Watson Coleman, Pallone, Kim Applaud House Passage of Appropriations Bill that Provides Relief for Families Still Recovering from Sandy
Representatives Bonnie Watson Coleman (NJ-12), Frank Pallone, Jr. (NJ-06), and Andy Kim (NJ-03) today applauded House passage of an appropriations bill that provides relief for families currently required to pay back disaster relief funds they received after Superstorm Sandy. Many homeowners who received relief funds have been required to repay some or all the funds, creating a financial burden during a time of economic crisis.

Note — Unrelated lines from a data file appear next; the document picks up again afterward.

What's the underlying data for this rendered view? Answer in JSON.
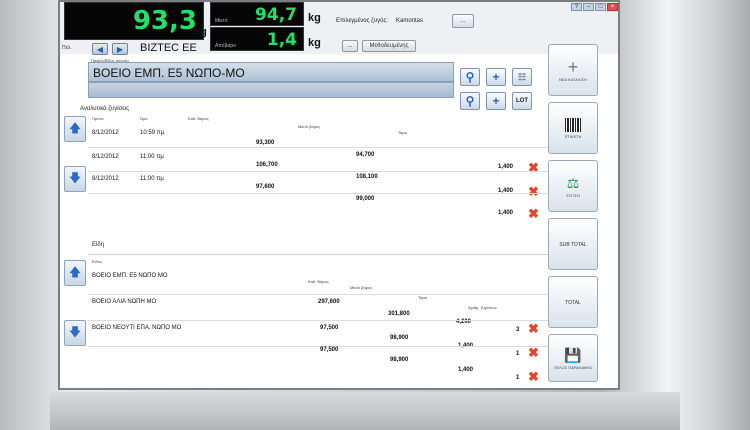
{
  "scale": {
    "weight": "93,3",
    "weight_unit": "kg",
    "tare": "94,7",
    "tare_unit": "kg",
    "net": "1,4",
    "net_unit": "kg",
    "tare_label": "Μικτό",
    "net_label": "Απόβαρο",
    "scale_select_label": "Επιλεγμένος ζυγός:",
    "scale_select_value": "Kamontas",
    "browse_label": "...",
    "nav_label": "...",
    "exit_label": "Μεθοδευμένης"
  },
  "customer": {
    "label": "Πελ.",
    "name": "BIZTEC EE",
    "prev": "◀",
    "next": "▶"
  },
  "item": {
    "sublabel": "Προϊόν/Είδος σύνολο",
    "name": "ΒΟΕΙΟ ΕΜΠ. Ε5 ΝΩΠΟ-ΜΟ",
    "lot_label": "LOT"
  },
  "weighings": {
    "title": "Αναλυτικά ζυγίσεις",
    "headers": [
      "Ημ/νία",
      "Ώρα",
      "Καθ. Βάρος",
      "Μικτό βάρος",
      "Τάρα"
    ],
    "rows": [
      {
        "date": "8/12/2012",
        "time": "10:59 πμ",
        "net": "93,300",
        "gross": "94,700",
        "tare": "1,400"
      },
      {
        "date": "8/12/2012",
        "time": "11:00 πμ",
        "net": "106,700",
        "gross": "108,100",
        "tare": "1,400"
      },
      {
        "date": "8/12/2012",
        "time": "11:00 πμ",
        "net": "97,600",
        "gross": "99,000",
        "tare": "1,400"
      }
    ]
  },
  "items": {
    "title": "Είδη",
    "header": "Είδος",
    "col_headers": [
      "Καθ. Βάρος",
      "Μικτό βάρος",
      "Τάρα",
      "Αριθμ. ζυγίσεων"
    ],
    "rows": [
      {
        "name": "ΒΟΕΙΟ ΕΜΠ. Ε5 ΝΩΠΟ ΜΟ",
        "net": "297,600",
        "gross": "301,800",
        "tare": "4,200",
        "count": "3"
      },
      {
        "name": "ΒΟΕΙΟ ΑΛΙΑ ΝΩΠΗ ΜΟ",
        "net": "97,500",
        "gross": "98,900",
        "tare": "1,400",
        "count": "1"
      },
      {
        "name": "ΒΟΕΙΟ ΝΕΟΥΤΙ ΕΠΑ. ΝΩΠΟ ΜΟ",
        "net": "97,500",
        "gross": "98,900",
        "tare": "1,400",
        "count": "1"
      }
    ]
  },
  "right_panel": {
    "new_label": "ΝΕΑ ΚΑΤΑΧ/ΣΗ",
    "label_print": "ΕΤΙΚΕΤΑ",
    "weigh_label": "ΖΥΓΙΣΗ",
    "subtotal": "SUB TOTAL",
    "total": "TOTAL",
    "save_label": "ΤΕΛΟΣ ΠΑΡΑΛΑΒΗΣ"
  },
  "colors": {
    "lcd_text": "#22e06a",
    "delete": "#e0462a",
    "accent": "#2a6cc2"
  },
  "icons": {
    "add": "plus-icon",
    "search": "search-icon",
    "delete": "delete-x-icon",
    "up": "arrow-up-icon",
    "down": "arrow-down-icon",
    "barcode": "barcode-icon",
    "scale": "scale-icon",
    "save": "floppy-disk-icon",
    "exit": "exit-icon"
  }
}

“America came together after Superstorm Sandy to help New Jerseyans through a very dark period,” Congresswoman Watson Coleman said. “Now almost a decade later, some families face the prospect of having to pay back money that was erroneously given to them through no fault of their own, even when the family member who received them has passed away, their home was foreclosed upon, or they filed bankruptcy. I’m glad we could rectify this situation and help families finally put some of the lingering pain of Sandy behind them.”
“The passage of this bill is good news for New Jersey residents and communities who still face extraordinary financial strain as a result of Superstorm Sandy’s devastation,” Congressman Pallone said. “This financial relief would go a long way to help hardworking New Jersey families who are still recovering from Sandy. I want to thank Congresswoman Watson Coleman and Congressman Kim for their outstanding leadership on this important issue.”
“This is another step in the right direction to provide much needed relief to our neighbors. We owe it to those still struggling to get by from Superstorm Sandy to do everything we can to close that chapter and let them move on with the peace of mind of knowing their financial burdens from that crisis are behind them,” Congressman Kim said. “I want to thank Congresswoman Watson Coleman, Chairman Pallone and the incredible partners throughout New Jersey who have helped make this a priority and make this possible.”
The bill allows the Secretary of Housing and Urban Development to waive recoupment of disaster relief. Families may qualify for waivers if the recipient has died, if they were defrauded, filed for bankruptcy or experienced foreclosure, or received assistance from multiple programs.